'Perjudian' Megaproyek Jokowi
Selasa, 9 Februari 2016 - 09:25 WIB
Sumber :
- VIVA.co.id/Anhar Rizki Affandi
VIVA.co.id - Entah sudah berapa kali, Presiden Joko Widodo mengatakan program pembangunannya berlandaskan ajaran Tri Sakti Bung Karno, yang pada intinya mengajarkan kedaulatan politik, kepribadian budaya nasional dan kemandirian ekonomi.
Saat ini, pembangunan infrstruktur Indonesia sedang bersemi, dan semua proyek infrastruktur itu sedang berjalan.

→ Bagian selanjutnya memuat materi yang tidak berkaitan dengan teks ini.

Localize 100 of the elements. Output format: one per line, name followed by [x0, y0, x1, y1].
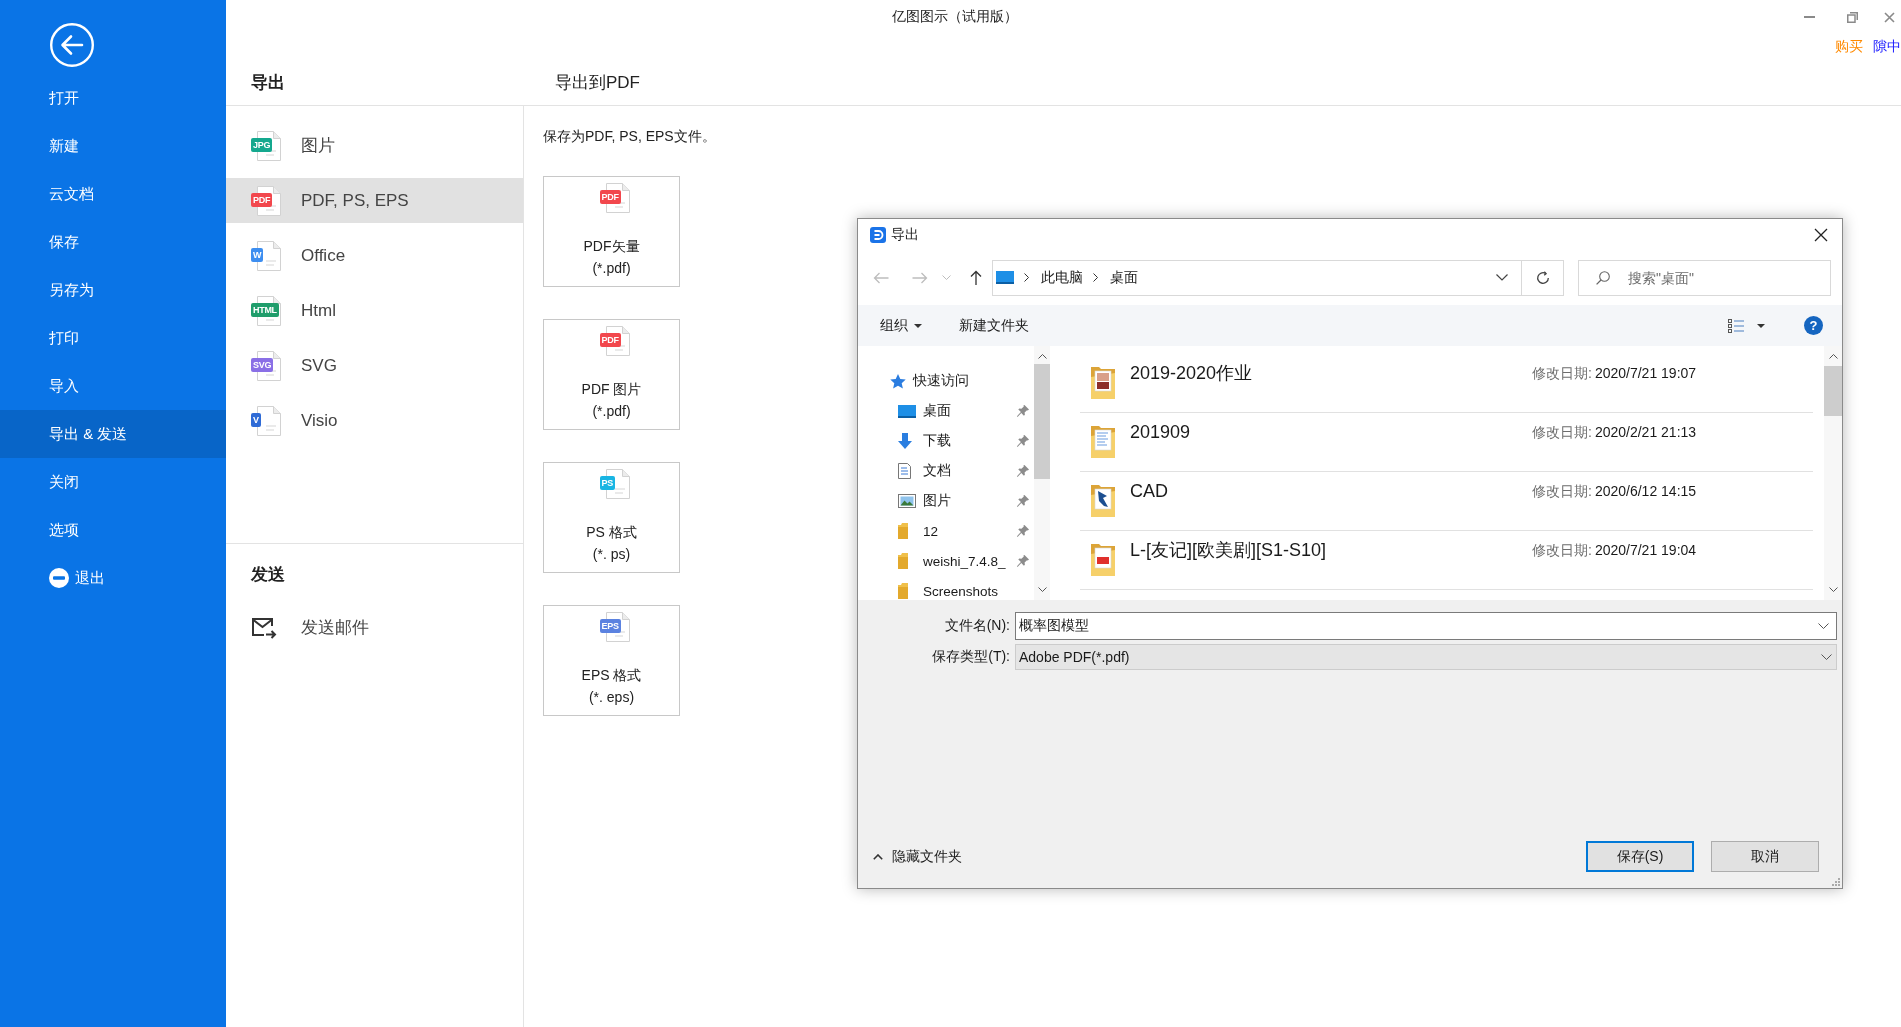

Hasilnya, Presiden memprediksi akan membuat ekonomi bangsa bisa mandiri, sehingga cita-cita Tri Sakti bisa tercapai nanti.

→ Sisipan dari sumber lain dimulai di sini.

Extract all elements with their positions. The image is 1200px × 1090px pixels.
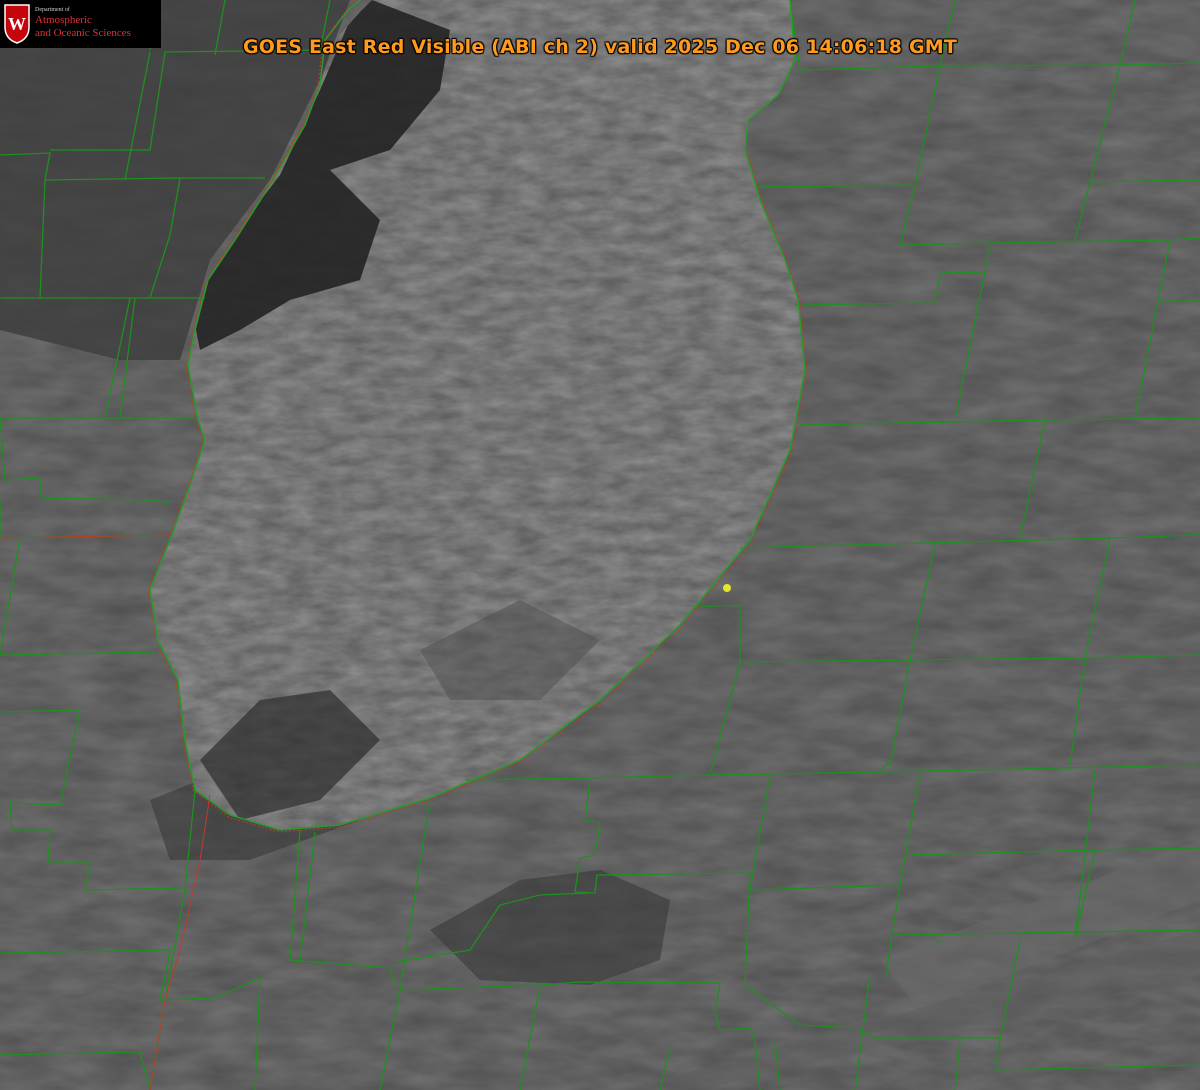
logo-department-text: Department of — [35, 7, 70, 13]
image-title: GOES East Red Visible (ABI ch 2) valid 2… — [242, 36, 958, 58]
logo-atmospheric-text: Atmospheric — [35, 14, 92, 26]
satellite-map: W Department of Atmospheric and Oceanic … — [0, 0, 1200, 1090]
map-graphic — [0, 0, 1200, 1090]
station-marker — [723, 584, 731, 592]
svg-text:W: W — [8, 14, 26, 34]
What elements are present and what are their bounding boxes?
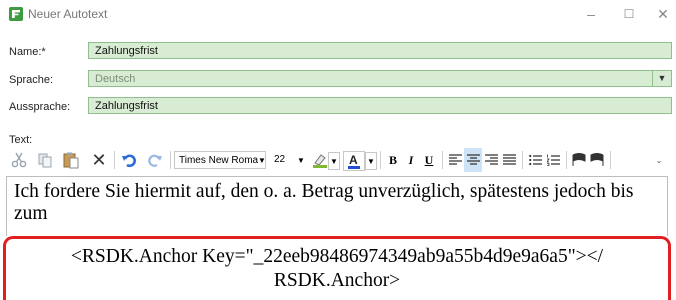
bullet-list-icon[interactable]	[526, 148, 544, 172]
svg-text:A: A	[349, 153, 358, 167]
chevron-down-icon[interactable]: ▼	[365, 152, 377, 170]
toolbar-separator	[442, 151, 443, 169]
highlight-color-icon[interactable]	[310, 148, 330, 172]
sprache-value: Deutsch	[95, 73, 136, 85]
text-label: Text:	[9, 134, 33, 146]
maximize-button[interactable]: ☐	[618, 4, 640, 24]
justify-icon[interactable]	[500, 148, 518, 172]
undo-icon[interactable]	[118, 148, 140, 172]
toolbar-separator	[380, 151, 381, 169]
anchor-text: <RSDK.Anchor Key="_22eeb98486974349ab9a5…	[70, 246, 604, 267]
align-left-icon[interactable]	[446, 148, 464, 172]
delete-icon[interactable]: ✕	[88, 148, 110, 172]
italic-button[interactable]: I	[402, 148, 420, 172]
flag-icon[interactable]	[588, 148, 606, 172]
formatting-toolbar: ✕ Times New Roma ▼ 22 ▼ ▼ A ▼ B I U ⌄	[6, 148, 668, 172]
cut-icon[interactable]	[8, 148, 30, 172]
chevron-down-icon[interactable]: ▼	[652, 70, 671, 87]
redo-icon[interactable]	[144, 148, 166, 172]
chevron-down-icon[interactable]: ▼	[296, 148, 306, 172]
chevron-down-icon[interactable]: ▼	[328, 152, 340, 170]
font-family-combo[interactable]: Times New Roma	[174, 151, 266, 169]
font-family-value: Times New Roma	[179, 155, 259, 166]
toolbar-separator	[566, 151, 567, 169]
numbered-list-icon[interactable]	[544, 148, 562, 172]
underline-button[interactable]: U	[420, 148, 438, 172]
sprache-dropdown[interactable]: Deutsch ▼	[88, 70, 672, 87]
app-icon	[9, 7, 23, 21]
sprache-label: Sprache:	[9, 74, 54, 86]
name-label: Name:*	[9, 46, 46, 58]
text-editor[interactable]: Ich fordere Sie hiermit auf, den o. a. B…	[6, 176, 668, 236]
toolbar-overflow-icon[interactable]: ⌄	[652, 148, 666, 172]
font-color-icon[interactable]: A	[343, 151, 365, 171]
align-right-icon[interactable]	[482, 148, 500, 172]
toolbar-separator	[170, 151, 171, 169]
editor-line: zum	[14, 203, 48, 224]
flag-icon[interactable]	[570, 148, 588, 172]
anchor-text: RSDK.Anchor>	[273, 270, 401, 291]
bold-button[interactable]: B	[384, 148, 402, 172]
align-center-icon[interactable]	[464, 148, 482, 172]
copy-icon[interactable]	[34, 148, 56, 172]
toolbar-separator	[610, 151, 611, 169]
font-size-value: 22	[274, 154, 286, 165]
aussprache-label: Aussprache:	[9, 101, 71, 113]
toolbar-separator	[114, 151, 115, 169]
aussprache-field[interactable]: Zahlungsfrist	[88, 97, 672, 114]
close-button[interactable]: ✕	[652, 4, 674, 24]
chevron-down-icon[interactable]: ▼	[257, 148, 267, 172]
title-bar: Neuer Autotext – ☐ ✕	[0, 0, 676, 28]
paste-icon[interactable]	[60, 148, 82, 172]
anchor-highlight: <RSDK.Anchor Key="_22eeb98486974349ab9a5…	[3, 236, 671, 300]
editor-line: Ich fordere Sie hiermit auf, den o. a. B…	[14, 181, 634, 202]
window-title: Neuer Autotext	[28, 7, 108, 21]
minimize-button[interactable]: –	[580, 4, 602, 24]
toolbar-separator	[522, 151, 523, 169]
name-field[interactable]: Zahlungsfrist	[88, 42, 672, 59]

Bagi Mohammad Hailuki, peneliti Centre for Indonesian Political Studies (CIPS), Pemerintah mestinya tidak hanya melihat masa depan, dan menggantungkan ekonomi pada beragam proyek mercusuar.

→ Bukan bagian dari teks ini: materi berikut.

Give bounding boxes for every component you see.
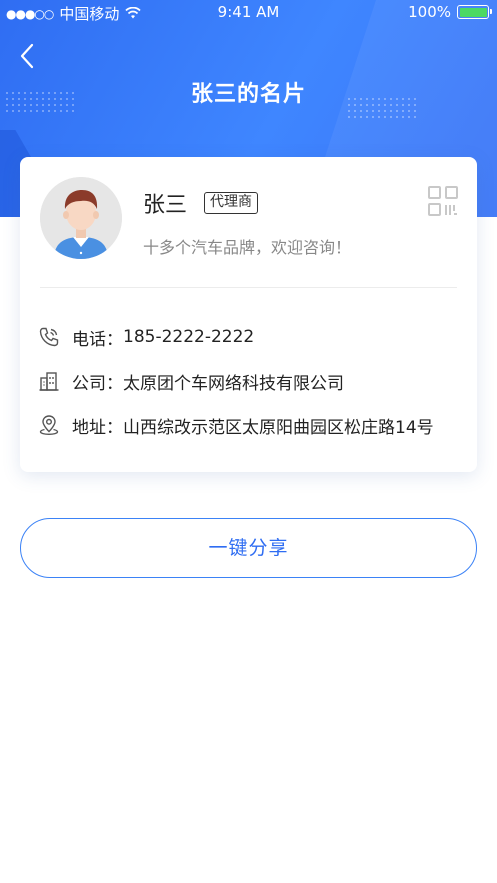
share-button[interactable]: 一键分享 [20,518,477,578]
battery-level [459,7,487,17]
address-value[interactable]: 山西综改示范区太原阳曲园区松庄路14号 [123,413,434,438]
phone-row[interactable]: 电话： 185-2222-2222 [38,324,467,350]
company-value: 太原团个车网络科技有限公司 [123,373,344,394]
phone-label: 电话： [72,329,123,350]
page-title: 张三的名片 [190,82,306,107]
status-right: 100% [408,3,492,21]
location-pin-icon [38,414,60,436]
card-slogan: 十多个汽车品牌，欢迎咨询！ [143,238,352,257]
building-icon [38,370,60,392]
address-label: 地址： [72,417,123,438]
chevron-left-icon[interactable] [14,40,42,72]
company-label: 公司： [72,373,123,394]
battery-icon [457,5,492,19]
phone-icon [38,326,60,348]
company-row: 公司： 太原团个车网络科技有限公司 [38,368,467,394]
phone-value[interactable]: 185-2222-2222 [123,327,254,347]
qr-code-icon[interactable] [427,185,459,217]
status-bar: ●●●○○ 中国移动 9:41 AM 100% [0,0,497,24]
avatar [40,177,122,259]
role-badge: 代理商 [204,192,258,214]
battery-percentage: 100% [408,3,451,21]
address-row[interactable]: 地址： 山西综改示范区太原阳曲园区松庄路14号 [38,412,467,438]
card-name: 张三 [143,193,188,218]
business-card-screen: ●●●○○ 中国移动 9:41 AM 100% 张三的名片 张三 代理商 十多个… [0,0,497,883]
business-card: 张三 代理商 十多个汽车品牌，欢迎咨询！ 电话： 185-2222-2222 公… [20,157,477,472]
divider [40,287,457,288]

"Tanpa bermaksud pesimistis, mari lupakan jargon ekonomi Indonesia akan ‘meroket’ dalam waktu dekat, yang menjadi fokus saat ini adalah bagaimana agar dapat bertahan dan tetap menumbuhkan harapan agar perkonomian nasional bisa selamat dan mengalami pertumbuhan, sekecil apapun itu," kata, Mohammad Hailuki, peneliti Centre for Indonesian Political Studies (CIPS) dan pemerhati politik Universitas Nasional Jakarta, kepada VIVA.co.id, Selasa 9 Februari 2016.
Prediksi ekonomi dunia yang masih mengalami perlambatan tahun ini disikapi pemerintah dengan tetap menggenjot sejumlah megaproyek infrastruktur, yang kadung digulirkan tahun lalu.
"Presiden Jokowi mengalokasikan anggaran infrastruktur sebesar Rp290,3 triliun pada 2015, angka ini merupakan rekor tertinggi dalam lima tahun terakhir," terang Hailuki.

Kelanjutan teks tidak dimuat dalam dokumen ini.